Mayacamas Vineyards, Mt. Veeder — Napa Valley (California) Sauvignon Blanc 2006 ($30): I have tasted many great red wines from Mayacamas Vineyards over the years. The winery has a reputation among collectors for making seemingly immortal Cabernets. I recall blind-tasting the Mayacamas 1975 Cabernet in 2000 and thinking it was a 15 year old, classified-growth Bordeaux; only when I could not find a Bordeaux vintage whose style and age fit the taste of the wine did I realize the wine was a sensational 25-year-young Cab from California.
Actually, Mayacamas makes white wines, too: about 2000 cases a year of Chardonnay and 600 cases a year of Sauvignon Blanc. (The production level of the Chardonnay, meager as it is, is equivalent to that of the legendary Cabernet.) On a quest to find really exceptional Sauvignon Blanc from California while researching California Wine For Dummies, I tasted the Mayacamas Sauvignon Blanc and was bowled over by the wine. Compelling, original, powerful and unique in the world.

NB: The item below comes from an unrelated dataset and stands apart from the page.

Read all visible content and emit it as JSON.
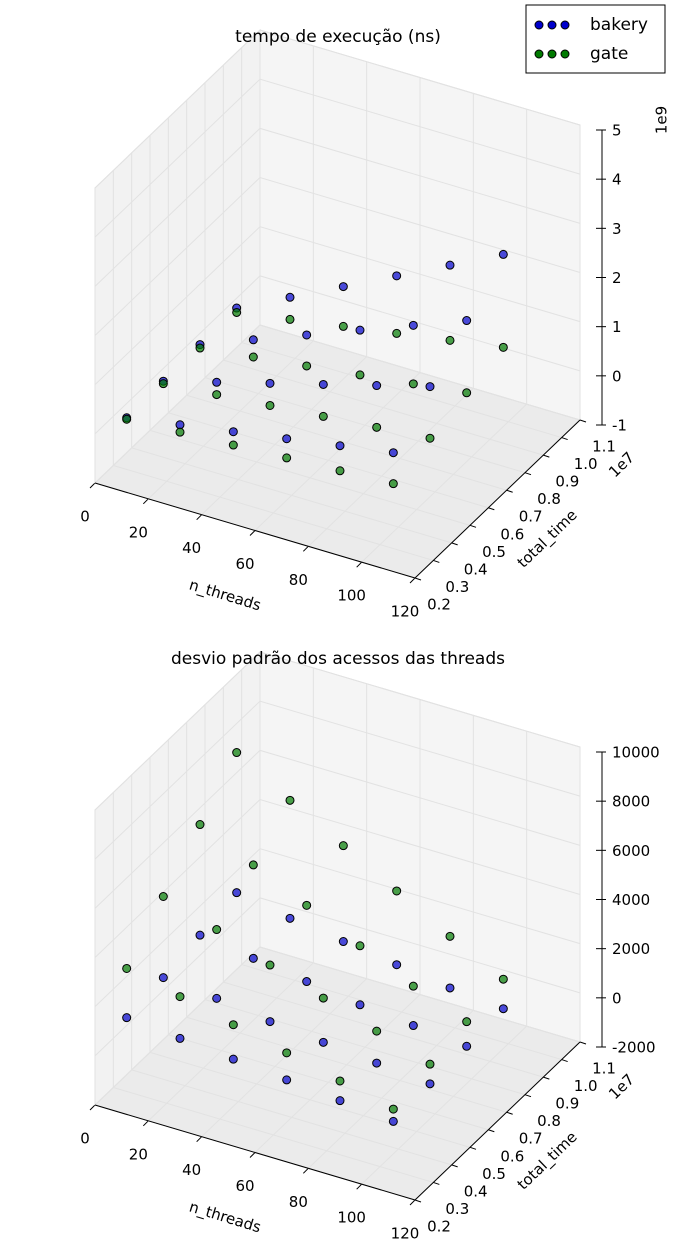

Mayacamas’ vineyards are perched high in the Mayacamas mountains, at 1800 to 2400 feet in altitude. The winery’s objective is to make wines that preserve the intensity of the mountain-grown fruit and offer ‘as much flavor, complexity and structure as grapes can deliver.’
The first thing that strikes me about this Sauvignon Blanc is its concentration of aroma and flavor: You can smell how concentrated the fruit character is. The aroma is intense, penetrating and complex, with scents of lemon, fresh pineapple, honey and a piney note. It also has delicacy; a gentle herbal perfume emerges with air.
The wine is very flavorful, with the honey and lemon aromatics of the nose and a stony minerality, as well as a note of grapefruit rind. This is a full-bodied Sauvignon Blanc, with high acidity but so much weight on the palate that you wouldn’t be tempted to call the wine ‘crisp.’ Descriptors such as ‘taut’ and ‘lean’ suit it better, and within its leanness is concentrated flavor and rich texture. The wine’s rich flavor continues into the finish; I am tempted to time the duration of the finish, as some collectors do for aged red wines.
This wine is amazingly well-balanced because it has 15.25 percent alcohol, and that alcohol is not at all over-the-top. It was made entirely from Sauvignon Blanc and it was aged for eight months in American oak casks of 1000 gallons in size. Nothing about the flavor of the wine suggests oakiness.
I called this wine unique in the world because it does not resemble prototypical Sauvignon Blanc from any other terroir. It is far dryer than most California versions; more characterful and less flamboyant than New Zealand’s wines; more focused and restrained than South Africa’s; richer and less obvious than most Italian versions; more powerful and fruitier than the Loire Valley’s many Sauvignon expressions. Of all these Sauvignon Blanc prototypes, the Mayacamas is closest to Bordeaux, assuming a Bordeaux wine that has no Semillon to subdue its flavors, and soften its texture — but even so it is riper and fruitier than that style .
Serve this wine in a large glass of the sort that you’d use for red Bordeaux. I enjoy it with delicate fish in a slightly spicy cream sauce, and I am convinced that it will pair well with just about any fish, poultry, risotto, vegetable dish or cheese. Drink it over the next two years or so.